I worked for a man called Jim Williams, he was the Group MD of Irvin and Johnson and he came from IT&T International. He turned a poor-performing business around into a success story. When you work with somebody who is an incredible disciplinarian such as he was, you learn a lot of lessons, including the discipline of effective time management and how to successfully turn a poor-performing business around. In addition, the lessons learnt about cash flow were invaluable. Without cash, your business is dead. You can have the greatest plans but if you don’t have money, you don’t have a business. I also learnt that you must be brave sometimes, and adopt a little bit of the Warren Buffet ‘you should be fearful when others are greedy and greedy when others are fearful’ approach. This really applies to the real estate business. Entrepreneurship is being punted left, right and centre but it’s not for everyone and it’s also not as glamorous as it is made out to be. Sometimes, I feel as though the message that is put out there is that entrepreneurship is easy, and there is a misconception that you are your own boss when, in fact, you probably work three times harder than you would if you were working for someone else.
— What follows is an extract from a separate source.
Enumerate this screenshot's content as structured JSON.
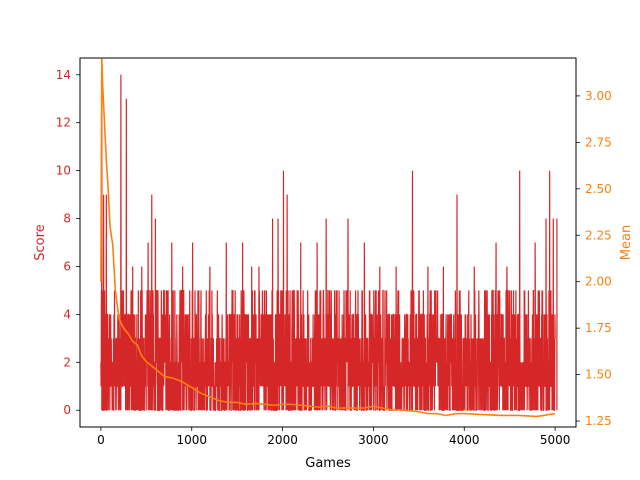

What advice would you give to our readers who are considering venturing into entrepreneurship?

Firstly, whatever you decide to go and do, do your research properly. People tend to leap without thinking things through. It is imperative that you research properly before you decide to take the plunge. Secondly, you have to have a passion for what you do, you cannot be an entrepreneur if you are not passionate about what you do—you won’t succeed. Another thing is, you have to be extremely realistic about your expectations, it takes a lifetime to develop real wealth. I always say to my kids if it was easy, everybody would have been wealthy. There are very few really wealthy people in the world and in South Africa, far less, relative to the entire population. It takes an extraordinary amount of dedication and hard work over a very long period of time before you become seriously wealthy. There is no instant gratification. Equally important is that you should plough your money back into your business—your pocket and the business pocket are two different pockets. People tend to get into an entrepreneurial business, they start making money and then they buy boats, jet skis and a holiday home. Rather pay yourself a salary and never use the company’s money for your own personal benefit. Combining these two pockets is one of the biggest reasons why start-up entrepreneurs fail. They start making money, they see the money as their money and they spend it. Plough it back into your business and keep it in the reserve because there will be a rainy day when you are going to need it.


You have four children, so, of course, you must have a very vibrant personal life and a very fulfilling professional life. How do you balance the two?

I have the capability of getting home at night and completely switching off thoughts of work, it is very important. I relax for about an hour before I retire to bed, then I start looking at my emails. I never ever put an out-of-office response on my mail. Even if I travel overseas, I don’t. Mornings are my alone time. I get up in the morning, I exercise for about an hour and I then quietly read the newspapers to get a grasp of all the political and business news. Then, I read my emails so that I can work on them with my personal assistant when I get to work. Maybe my balance is not where it should be. I read a lot and I’m the only one of my peers from university who has not taken a sabbatical, all of them have taken sabbaticals. I don’t take my problems home, I deal with them at work.